Şaka sensin! Sorumlusun ve hesap vereceksin!
Sağlık Bakanı Fahrettin Koca ülkedeki koronavirüs vakalarının 5 kata kadar varan muazzam artışını “şaka” olarak niteliyor. Hiç komik değil. Üstelik asıl şaka olan dünyadaki ülkeler müthiş bir hızla Omikron’a teslim olurken, virüs bas bas bağırıp ülkeye gelirken tek bir önlem almayan Sağlık Bakanı’nın kendisi. Türkiye pandemi boyunca vatandaşına en az destek olan ülkelerden biri. Keza Omikron ülkeye girmesin ve yayılmasın diye tek bir önlem alınmadı. Ne aşılama artırılmaya çalışıldı, ne kalabalıklar azaltıldı, ne hasta ve temaslı tespiti yapılmaya çalışıldı ne de karantina izolasyon tedbirleri sosyal destek verilerek uygulamaya kondu.
Sağlık Bakanı’nın kabahati sadece kötü bir yönetici olması değil. İyi ve becerikli bir yönetici olsaydı da sonuç farklı olmazdı. Kendisi kapitalizme ve piyasaya bağlılıkta kusur etmeyen bir parti olan AKP’nin bakanıdır. Ayıca bir özel hastane patronu olarak kapitalizme göbekten bağlı ve sağlık politikalarının özelleştirilip ticarileştirilmesinden doğrudan fayda sağlıyor. Bugün pandeminin dünya çapında ve Türkiye’de bir türlü kontrol altına alınamamasının sebebi da kapitalist düzenin ta kendisi.
Yeni bir yıla adım attığımız bugün aynı zamanda Covid-19 pandemisinin başlamasının 2. yıl dönümü. Uzaya en gelişmiş teleskopları gönderen, atom altı parçacıklar üzerine kuantum çalışmalarında sürekli gelişme kaydeden dünya, pandemiyi alt etmeyi başaramadı. Ne tezat!

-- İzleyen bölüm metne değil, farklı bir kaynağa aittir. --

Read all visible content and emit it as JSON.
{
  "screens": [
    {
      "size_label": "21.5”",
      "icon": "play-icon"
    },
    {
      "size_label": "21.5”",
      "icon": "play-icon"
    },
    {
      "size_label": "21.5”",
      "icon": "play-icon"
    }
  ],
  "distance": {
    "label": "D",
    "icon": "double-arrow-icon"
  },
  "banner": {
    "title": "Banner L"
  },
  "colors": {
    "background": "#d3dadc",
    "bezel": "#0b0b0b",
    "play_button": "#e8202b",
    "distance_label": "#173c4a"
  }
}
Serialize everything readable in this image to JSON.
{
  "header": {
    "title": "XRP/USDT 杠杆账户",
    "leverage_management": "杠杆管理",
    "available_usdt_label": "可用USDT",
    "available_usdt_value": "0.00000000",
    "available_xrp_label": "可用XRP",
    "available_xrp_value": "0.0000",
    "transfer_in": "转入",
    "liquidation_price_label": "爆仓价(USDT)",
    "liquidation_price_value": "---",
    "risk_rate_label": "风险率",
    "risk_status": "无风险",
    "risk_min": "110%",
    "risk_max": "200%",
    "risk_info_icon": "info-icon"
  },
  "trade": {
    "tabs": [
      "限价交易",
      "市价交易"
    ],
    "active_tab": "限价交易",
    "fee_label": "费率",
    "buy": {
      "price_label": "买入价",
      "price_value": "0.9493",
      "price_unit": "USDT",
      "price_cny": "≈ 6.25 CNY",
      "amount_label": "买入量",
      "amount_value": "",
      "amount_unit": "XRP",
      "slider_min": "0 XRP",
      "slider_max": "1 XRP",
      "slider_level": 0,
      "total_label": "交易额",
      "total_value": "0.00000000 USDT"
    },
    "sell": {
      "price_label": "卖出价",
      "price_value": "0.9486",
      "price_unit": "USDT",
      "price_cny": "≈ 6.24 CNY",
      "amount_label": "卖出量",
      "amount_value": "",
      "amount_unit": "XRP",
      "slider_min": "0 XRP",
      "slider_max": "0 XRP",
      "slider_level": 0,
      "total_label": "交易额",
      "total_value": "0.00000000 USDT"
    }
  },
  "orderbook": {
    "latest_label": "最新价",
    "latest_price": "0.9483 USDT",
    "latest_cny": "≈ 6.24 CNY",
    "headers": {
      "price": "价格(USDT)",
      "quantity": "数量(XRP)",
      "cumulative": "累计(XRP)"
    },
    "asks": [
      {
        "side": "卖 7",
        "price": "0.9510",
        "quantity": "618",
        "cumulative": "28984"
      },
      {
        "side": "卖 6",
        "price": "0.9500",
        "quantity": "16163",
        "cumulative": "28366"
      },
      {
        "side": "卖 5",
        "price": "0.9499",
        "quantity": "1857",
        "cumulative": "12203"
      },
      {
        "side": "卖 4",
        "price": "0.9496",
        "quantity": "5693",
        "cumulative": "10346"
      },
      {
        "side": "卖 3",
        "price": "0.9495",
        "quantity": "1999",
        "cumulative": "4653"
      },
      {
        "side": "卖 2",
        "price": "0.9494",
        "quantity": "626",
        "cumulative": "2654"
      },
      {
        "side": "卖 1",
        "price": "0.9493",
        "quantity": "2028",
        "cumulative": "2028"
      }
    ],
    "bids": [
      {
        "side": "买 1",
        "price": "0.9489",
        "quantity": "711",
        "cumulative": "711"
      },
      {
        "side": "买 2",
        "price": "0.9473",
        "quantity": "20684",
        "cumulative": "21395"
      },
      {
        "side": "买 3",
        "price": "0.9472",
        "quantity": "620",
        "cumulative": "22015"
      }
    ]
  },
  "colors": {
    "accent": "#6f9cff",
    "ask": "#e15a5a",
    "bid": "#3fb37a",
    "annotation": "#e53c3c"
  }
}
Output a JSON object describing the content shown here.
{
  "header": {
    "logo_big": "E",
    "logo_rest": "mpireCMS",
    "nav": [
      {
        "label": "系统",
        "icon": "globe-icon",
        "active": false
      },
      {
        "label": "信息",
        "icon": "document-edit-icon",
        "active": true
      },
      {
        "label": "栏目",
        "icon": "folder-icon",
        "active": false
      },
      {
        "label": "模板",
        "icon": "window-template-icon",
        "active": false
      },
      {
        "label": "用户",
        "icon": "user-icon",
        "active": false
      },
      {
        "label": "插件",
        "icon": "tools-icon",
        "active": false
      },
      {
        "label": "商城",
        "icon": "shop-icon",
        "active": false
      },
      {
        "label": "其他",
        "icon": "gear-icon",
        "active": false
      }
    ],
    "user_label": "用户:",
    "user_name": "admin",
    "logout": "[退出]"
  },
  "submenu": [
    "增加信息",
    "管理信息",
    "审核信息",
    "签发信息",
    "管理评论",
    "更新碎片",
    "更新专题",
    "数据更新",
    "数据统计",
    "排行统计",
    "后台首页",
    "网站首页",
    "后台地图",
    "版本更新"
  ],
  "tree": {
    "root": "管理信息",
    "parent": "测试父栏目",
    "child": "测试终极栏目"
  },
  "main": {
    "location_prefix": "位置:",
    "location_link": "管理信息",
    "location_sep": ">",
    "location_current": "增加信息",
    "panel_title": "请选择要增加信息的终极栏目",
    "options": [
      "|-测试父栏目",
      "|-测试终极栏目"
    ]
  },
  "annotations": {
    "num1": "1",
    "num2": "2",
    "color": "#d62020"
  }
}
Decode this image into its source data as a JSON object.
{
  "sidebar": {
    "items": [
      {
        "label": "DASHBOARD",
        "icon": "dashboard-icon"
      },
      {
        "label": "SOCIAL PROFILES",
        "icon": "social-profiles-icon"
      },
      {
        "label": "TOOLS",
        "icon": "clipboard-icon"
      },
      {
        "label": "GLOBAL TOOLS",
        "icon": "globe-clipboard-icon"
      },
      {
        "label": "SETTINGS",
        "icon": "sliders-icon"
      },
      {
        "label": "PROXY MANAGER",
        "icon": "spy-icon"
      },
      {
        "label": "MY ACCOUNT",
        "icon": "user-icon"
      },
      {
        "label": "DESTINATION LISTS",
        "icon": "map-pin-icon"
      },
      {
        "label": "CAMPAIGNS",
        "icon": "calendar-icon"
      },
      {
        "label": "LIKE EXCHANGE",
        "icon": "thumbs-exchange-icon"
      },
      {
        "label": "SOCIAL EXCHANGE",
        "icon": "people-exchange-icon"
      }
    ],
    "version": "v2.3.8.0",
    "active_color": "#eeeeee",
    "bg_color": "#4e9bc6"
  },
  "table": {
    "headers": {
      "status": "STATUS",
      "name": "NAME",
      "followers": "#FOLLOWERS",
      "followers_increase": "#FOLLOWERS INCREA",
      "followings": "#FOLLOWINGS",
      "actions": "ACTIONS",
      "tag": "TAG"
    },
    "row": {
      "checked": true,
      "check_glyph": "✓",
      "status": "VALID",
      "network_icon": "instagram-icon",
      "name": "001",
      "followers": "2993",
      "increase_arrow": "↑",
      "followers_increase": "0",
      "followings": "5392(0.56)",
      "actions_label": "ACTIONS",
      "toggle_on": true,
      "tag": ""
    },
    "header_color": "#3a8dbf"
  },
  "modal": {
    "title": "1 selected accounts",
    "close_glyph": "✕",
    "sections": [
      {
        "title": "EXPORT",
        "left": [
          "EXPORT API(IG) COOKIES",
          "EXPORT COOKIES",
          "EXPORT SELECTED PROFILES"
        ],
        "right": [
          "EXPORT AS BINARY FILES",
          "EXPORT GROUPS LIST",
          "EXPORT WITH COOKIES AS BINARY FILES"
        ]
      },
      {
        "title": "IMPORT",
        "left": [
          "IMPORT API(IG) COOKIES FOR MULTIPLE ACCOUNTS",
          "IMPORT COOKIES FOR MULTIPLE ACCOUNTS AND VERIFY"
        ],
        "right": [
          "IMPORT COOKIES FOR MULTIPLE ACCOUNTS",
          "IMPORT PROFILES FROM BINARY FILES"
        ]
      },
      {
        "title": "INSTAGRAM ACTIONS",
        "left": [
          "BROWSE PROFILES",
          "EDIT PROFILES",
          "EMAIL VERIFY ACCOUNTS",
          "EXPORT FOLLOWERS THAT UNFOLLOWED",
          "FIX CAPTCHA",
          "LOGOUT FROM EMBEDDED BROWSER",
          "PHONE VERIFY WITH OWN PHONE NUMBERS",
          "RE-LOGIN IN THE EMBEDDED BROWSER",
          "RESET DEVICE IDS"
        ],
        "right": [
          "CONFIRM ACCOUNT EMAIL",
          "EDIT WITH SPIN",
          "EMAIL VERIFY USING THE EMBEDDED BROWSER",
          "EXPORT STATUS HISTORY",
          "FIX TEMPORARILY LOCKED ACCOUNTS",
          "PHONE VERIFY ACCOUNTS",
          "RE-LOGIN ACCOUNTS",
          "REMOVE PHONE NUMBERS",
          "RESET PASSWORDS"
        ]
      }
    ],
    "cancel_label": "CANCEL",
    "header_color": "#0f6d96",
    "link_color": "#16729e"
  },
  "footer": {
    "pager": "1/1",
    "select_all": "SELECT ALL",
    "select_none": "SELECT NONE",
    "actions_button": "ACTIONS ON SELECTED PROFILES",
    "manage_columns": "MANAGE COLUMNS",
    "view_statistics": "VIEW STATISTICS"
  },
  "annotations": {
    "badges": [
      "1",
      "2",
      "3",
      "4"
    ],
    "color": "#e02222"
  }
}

2 yılda virüs kendini sürekli değiştirip önlemlerden kaçma kapasitesinde sürekli yol aldı, almaya da devam ediyor. İnsanlık ise pandemi ile mücadelede bir arpa boyu yol alamadı. Hasta olanları test yapıp tespit edip, hasta olma şüphesi olanları toplumdan yalıtmayı bir türlü beceremedi. Umutlar bulunacak bir aşıya bağlandı. Dünya tarihinin gördüğü en kısa zamanda aşıyı buldu da. Ama bu sefer aşı dünyaya eşit dağıtılmayınca hastalığın tekrar tekrar yayılmasının önüne geçilemedi.
En son virüs Omikron kılığına büründü. Bulunduğu ilk andan itibaren önceki formlarına göre çok daha hızlı bulaştığı bilim insanlarınca tespit edilmişti oysa. Dünya buna rağmen şimdi de Omikron’a teslim durumda. Dünyada vaka sayıları her gün yeni rekorlar kırıyor. Alınması gereken önlemler pandeminin en başında neyse şimdi de o. Aşılar üzerindeki patentleri kaldırıp her ülkenin aşı üretmesinin önünü açmak, hasta olanı tespit için topluma yaygın test yapmak ve hastalık bulaşma riski olanları karantinaya almak. Ama bu önlemler bir türlü alınamıyor.
Ücretsiz tüm ülkelere sağlanması gereken aşılar ilaç şirketleri kar etsin diye formülü açıklanmıyor, patronların karı devam etsin diye iş yerlerinde, okullarda, servislerde çalışan sayısının arttırılarak günlük çalışma saati azaltılması ve sosyal ve maddi destek sağlanarak izolasyon ve karantina uygulamaları yapılmıyor. Çünkü üretim hattından çekilen her bir işçi, üretim alanına alınacak her bir işçi maliyet demek. Önlemlerin alınmamasının sebebi açık. Sağlığın dünya çapında kapitalist piyasa terk edilmiş olması.